Wednesday, 21 December, 2005 - 17:00
Campus: Brussels Health Campus
Faculty: Medicine and Pharmacy
auditorium R. Vanden Driessche
Lin Shi
phd defence

Adequate pain treatment in medical care is often
not reality as pain may depend on a myriad of
factors. Also the optimal strategy to treat pain is not
known. Part of this is due to the lack of an objective
individual measurement tool for pain quantification.

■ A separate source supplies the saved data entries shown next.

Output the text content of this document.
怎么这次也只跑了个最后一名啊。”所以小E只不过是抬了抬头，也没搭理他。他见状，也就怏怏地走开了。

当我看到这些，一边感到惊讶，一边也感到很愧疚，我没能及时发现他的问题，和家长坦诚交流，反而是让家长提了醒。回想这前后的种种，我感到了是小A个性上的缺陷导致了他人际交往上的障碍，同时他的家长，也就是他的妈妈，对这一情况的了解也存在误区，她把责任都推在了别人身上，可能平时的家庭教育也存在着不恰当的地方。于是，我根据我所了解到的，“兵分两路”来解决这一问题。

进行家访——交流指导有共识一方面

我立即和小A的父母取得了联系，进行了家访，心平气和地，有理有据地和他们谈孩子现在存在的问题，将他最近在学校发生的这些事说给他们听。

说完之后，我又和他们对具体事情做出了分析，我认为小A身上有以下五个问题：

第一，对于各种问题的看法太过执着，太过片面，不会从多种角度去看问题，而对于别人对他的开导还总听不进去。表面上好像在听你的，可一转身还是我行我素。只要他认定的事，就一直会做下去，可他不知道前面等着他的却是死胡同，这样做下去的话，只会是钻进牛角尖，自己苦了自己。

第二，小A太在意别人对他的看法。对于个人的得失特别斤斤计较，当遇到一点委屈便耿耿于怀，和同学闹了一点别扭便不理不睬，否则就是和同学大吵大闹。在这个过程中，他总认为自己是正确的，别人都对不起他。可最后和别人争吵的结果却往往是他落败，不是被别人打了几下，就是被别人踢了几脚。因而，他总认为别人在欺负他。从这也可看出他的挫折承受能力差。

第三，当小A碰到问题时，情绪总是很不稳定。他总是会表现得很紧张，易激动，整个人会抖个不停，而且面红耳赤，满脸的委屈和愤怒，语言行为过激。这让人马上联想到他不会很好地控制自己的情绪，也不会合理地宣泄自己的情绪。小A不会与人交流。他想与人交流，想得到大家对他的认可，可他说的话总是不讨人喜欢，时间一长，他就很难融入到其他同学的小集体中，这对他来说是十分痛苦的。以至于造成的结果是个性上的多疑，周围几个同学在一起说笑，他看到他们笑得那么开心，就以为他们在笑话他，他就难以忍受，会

This work first focuses on different methods to
objectify transmission of nociceptive signals and the
sensitization phenomenon at the level of the spinal
cord in freely moving rats. The first method involved
includes the use of cortical somatosensory evoked
potentials to measure central sensitization of the
spinal cord. Data from this method suggested to
incorporate non-steroidal inflammatory agents to
treat pain induced by inflammation. The second
method used spinal microdialysis with two different
anatomic approaches: a dorsal horn and an
intrathecal approach. Both methods to study pain
were submitted to two different peripheral
inflammations models. The response to
inflammation, and afterwards to different pain
treatments, was assessed by dosing glutamate and
prostaglandin E2 levels in cerebrospinal fluid and by
comparing it with behavioral changes. During the
investigations particular attention was given to the
involvement of spinal cylooxygenases (COX) in
spinal pain sensitization. Later on, the impact of
treatment with selective COX-1 and COX-2-
inhibitors was investigated. Though both inhibitors
prevented pain development, an enhanced
efficacy was observed with early COX-2 selective
inhibitor treatment. The contribution of humoral
signals to spinal nociceptive transmission was then
further explored by IL1β administration in the
microdialysis model. Giving IL1β coincided with
increased pain parameters and suggested that IL-
1β activated the COX-2 enzyme in the spinal cord.